2023 State of Data + AI covers the broader data estate to answer questions such as:
- How are organizations applying data science and machine learning (ML) in the real world?
- Which data and AI products are currently the most popular, and which are quickly rising to the top?
- How are organizations executing their data warehousing, especially within this new age of AI?
Here’s a snapshot of what we discovered:
NLP and LLMs
Key finding: Natural language processing and large language models are in high demand
Our data shows that companies are understanding the value of ML and increasingly investing in cutting-edge tools, a trend underscored by the recent innovations in large language models (LLMs). We see SaaS LLMs — used to access models like OpenAI — growing exponentially in parallel with the launch of ChatGPT. In fact, the number of companies using SaaS LLM APIs has grown 1310% between the end of November 2022 and the beginning of May 2023.
Ultimately, we observed two accelerating trends: organizations are building their own LLMs, which models like Dolly show can be quite accessible and inexpensive, and they are using proprietary models like ChatGPT.
The Modern Data and AI Stack
Key finding: Open source-based and data integration tools dominate
A common question we get from customers is, “What data and AI products are other companies using?”
We analyzed adoption and growth across hundreds of partners within our ecosystem. Microsoft Power BI is the most popular data and AI product of 2023, but our top 10 show the diversity of the modern data and AI stack, and 80% of products are based on open source. Our fastest-growing products tell a story of companies adding data integration tools so they can move quickly to develop more advanced use cases with their data. dbt reports the highest growth with a 206% YoY increase in the number of customers.

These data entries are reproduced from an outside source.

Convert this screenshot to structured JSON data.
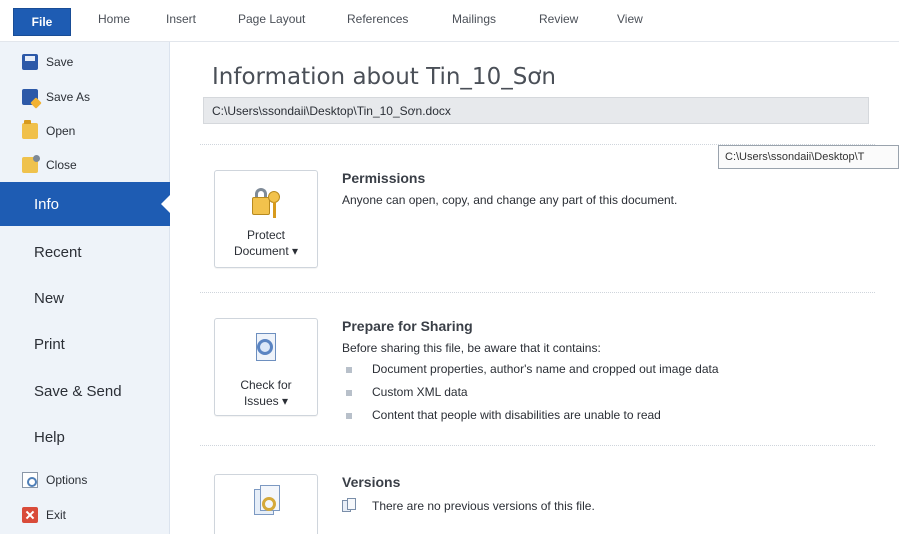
{
  "ribbon": {
    "tabs": [
      "File",
      "Home",
      "Insert",
      "Page Layout",
      "References",
      "Mailings",
      "Review",
      "View"
    ]
  },
  "sidebar": {
    "commands_top": [
      {
        "label": "Save",
        "icon": "save-icon"
      },
      {
        "label": "Save As",
        "icon": "save-as-icon"
      },
      {
        "label": "Open",
        "icon": "open-folder-icon"
      },
      {
        "label": "Close",
        "icon": "close-folder-icon"
      }
    ],
    "nav": [
      "Info",
      "Recent",
      "New",
      "Print",
      "Save & Send",
      "Help"
    ],
    "active": "Info",
    "commands_bottom": [
      {
        "label": "Options",
        "icon": "options-icon"
      },
      {
        "label": "Exit",
        "icon": "exit-icon"
      }
    ]
  },
  "main": {
    "title": "Information about Tin_10_Sơn",
    "path": "C:\\Users\\ssondaii\\Desktop\\Tin_10_Sơn.docx",
    "tooltip": "C:\\Users\\ssondaii\\Desktop\\T",
    "permissions": {
      "button_line1": "Protect",
      "button_line2": "Document ▾",
      "heading": "Permissions",
      "text": "Anyone can open, copy, and change any part of this document."
    },
    "sharing": {
      "button_line1": "Check for",
      "button_line2": "Issues ▾",
      "heading": "Prepare for Sharing",
      "text": "Before sharing this file, be aware that it contains:",
      "items": [
        "Document properties, author's name and cropped out image data",
        "Custom XML data",
        "Content that people with disabilities are unable to read"
      ]
    },
    "versions": {
      "heading": "Versions",
      "text": "There are no previous versions of this file."
    }
  },
  "colors": {
    "accent": "#1e5cb3",
    "sidebar_bg": "#eef3f9"
  }
}
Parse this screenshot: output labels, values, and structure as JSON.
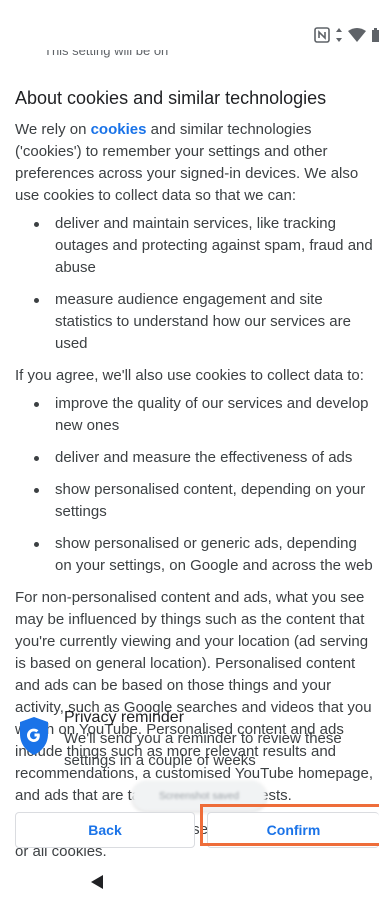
{
  "status_bar": {
    "icons": [
      "nfc-icon",
      "data-arrows-icon",
      "wifi-icon",
      "battery-icon"
    ]
  },
  "cut_off_text": "This setting will be on",
  "section": {
    "heading": "About cookies and similar technologies",
    "intro_before_link": "We rely on ",
    "intro_link": "cookies",
    "intro_after_link": " and similar technologies ('cookies') to remember your settings and other preferences across your signed-in devices. We also use cookies to collect data so that we can:",
    "bullets_1": [
      "deliver and maintain services, like tracking outages and protecting against spam, fraud and abuse",
      "measure audience engagement and site statistics to understand how our services are used"
    ],
    "agree_text": "If you agree, we'll also use cookies to collect data to:",
    "bullets_2": [
      "improve the quality of our services and develop new ones",
      "deliver and measure the effectiveness of ads",
      "show personalised content, depending on your settings",
      "show personalised or generic ads, depending on your settings, on Google and across the web"
    ],
    "nonpersonalised_para": "For non-personalised content and ads, what you see may be influenced by things such as the content that you're currently viewing and your location (ad serving is based on general location). Personalised content and ads can be based on those things and your activity, such as Google searches and videos that you watch on YouTube. Personalised content and ads include things such as more relevant results and recommendations, a customised YouTube homepage, and ads that are tailored to your interests.",
    "browser_para": "You can change your browser settings to reject some or all cookies."
  },
  "reminder": {
    "title": "Privacy reminder",
    "body": "We'll send you a reminder to review these settings in a couple of weeks"
  },
  "toast": {
    "text": "Screenshot saved"
  },
  "buttons": {
    "back_label": "Back",
    "confirm_label": "Confirm"
  },
  "colors": {
    "link": "#1a73e8",
    "shield": "#1a73e8",
    "highlight": "#ee6d3a"
  }
}
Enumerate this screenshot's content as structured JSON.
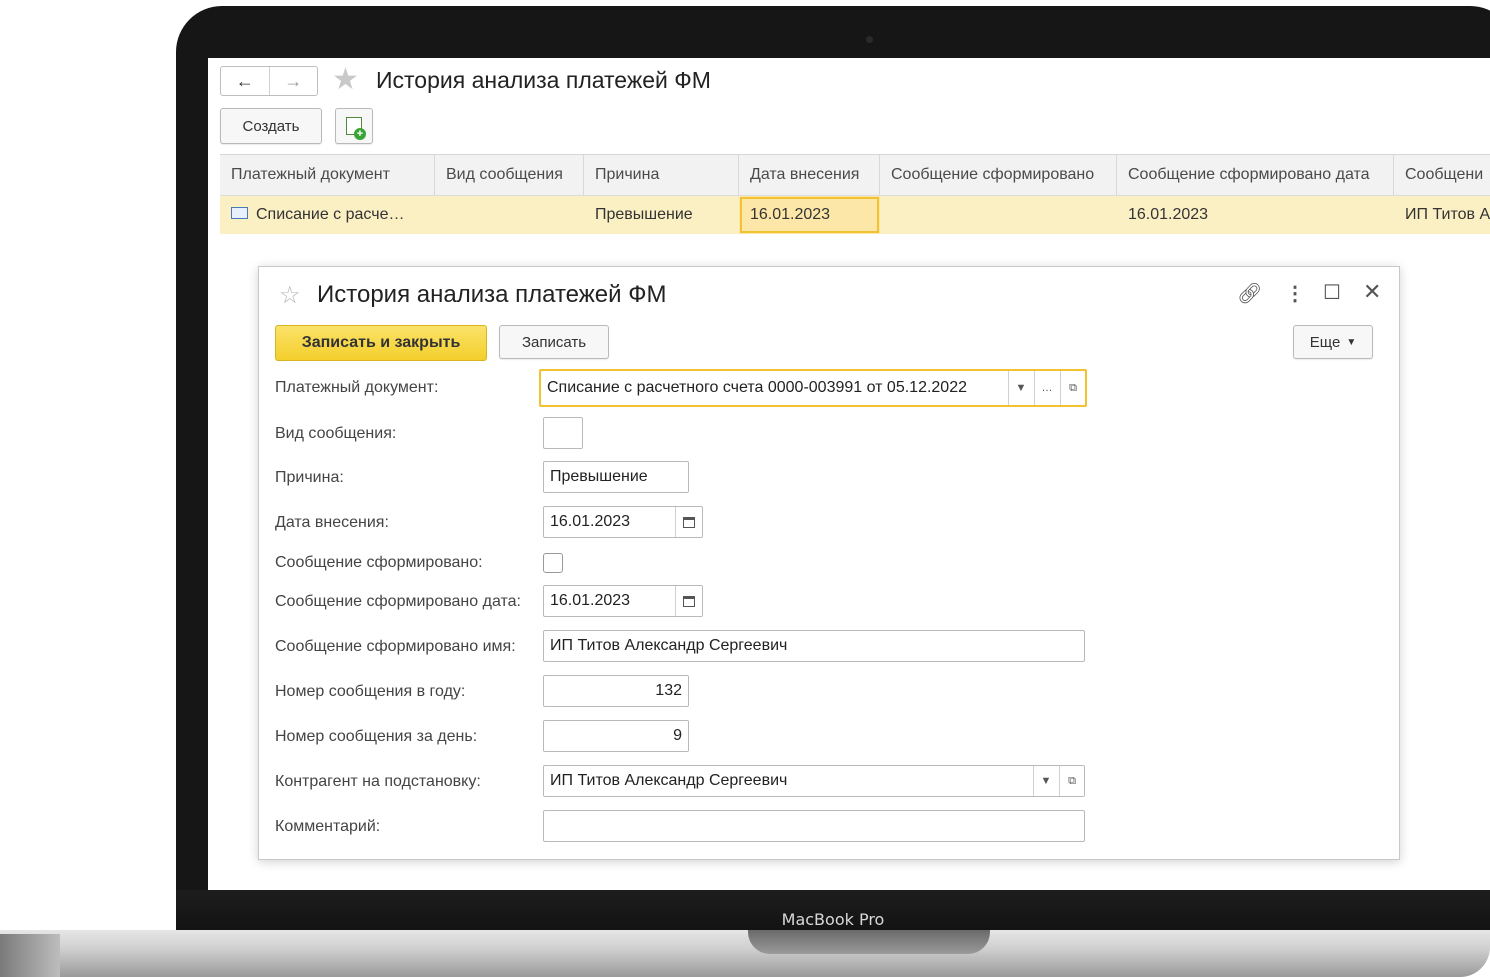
{
  "device_label": "MacBook Pro",
  "list": {
    "title": "История анализа платежей ФМ",
    "nav_back": "←",
    "nav_forward": "→",
    "create_label": "Создать",
    "columns": [
      "Платежный документ",
      "Вид сообщения",
      "Причина",
      "Дата внесения",
      "Сообщение сформировано",
      "Сообщение сформировано дата",
      "Сообщени"
    ],
    "row": [
      "Списание с расче…",
      "",
      "Превышение",
      "16.01.2023",
      "",
      "16.01.2023",
      "ИП Титов А"
    ]
  },
  "form": {
    "title": "История анализа платежей ФМ",
    "save_close_label": "Записать и закрыть",
    "save_label": "Записать",
    "more_label": "Еще",
    "fields": {
      "payment_doc": {
        "label": "Платежный документ:",
        "value": "Списание с расчетного счета 0000-003991 от 05.12.2022"
      },
      "msg_type": {
        "label": "Вид сообщения:",
        "value": ""
      },
      "reason": {
        "label": "Причина:",
        "value": "Превышение"
      },
      "entry_date": {
        "label": "Дата внесения:",
        "value": "16.01.2023"
      },
      "msg_formed": {
        "label": "Сообщение сформировано:",
        "checked": false
      },
      "msg_formed_date": {
        "label": "Сообщение сформировано дата:",
        "value": "16.01.2023"
      },
      "msg_formed_name": {
        "label": "Сообщение сформировано имя:",
        "value": "ИП Титов Александр Сергеевич"
      },
      "msg_num_year": {
        "label": "Номер сообщения в году:",
        "value": "132"
      },
      "msg_num_day": {
        "label": "Номер сообщения за день:",
        "value": "9"
      },
      "counterparty": {
        "label": "Контрагент на подстановку:",
        "value": "ИП Титов Александр Сергеевич"
      },
      "comment": {
        "label": "Комментарий:",
        "value": ""
      }
    }
  },
  "colors": {
    "accent_yellow": "#f4cf2b",
    "selected_row": "#fbf0c4",
    "focus_border": "#f2c230"
  }
}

The Unification of Data and AI
Key finding: Organizations are unifying their data, analytics and AI on Lakehouse
With the explosion of data comes the growing volume of unstructured and semi-structured data, which traditionally required multiple platforms to manage alongside structured data. Lakehouse solves this problem by providing a unified platform for all data types and formats.
Delta Lake is the foundation of Lakehouse. When compared to the steady, flat or declining growth in other storage formats (e.g., text, JSON and CSV), our data shows that a growing number of organizations are turning to Delta Lake to manage their data with 304% YoY growth.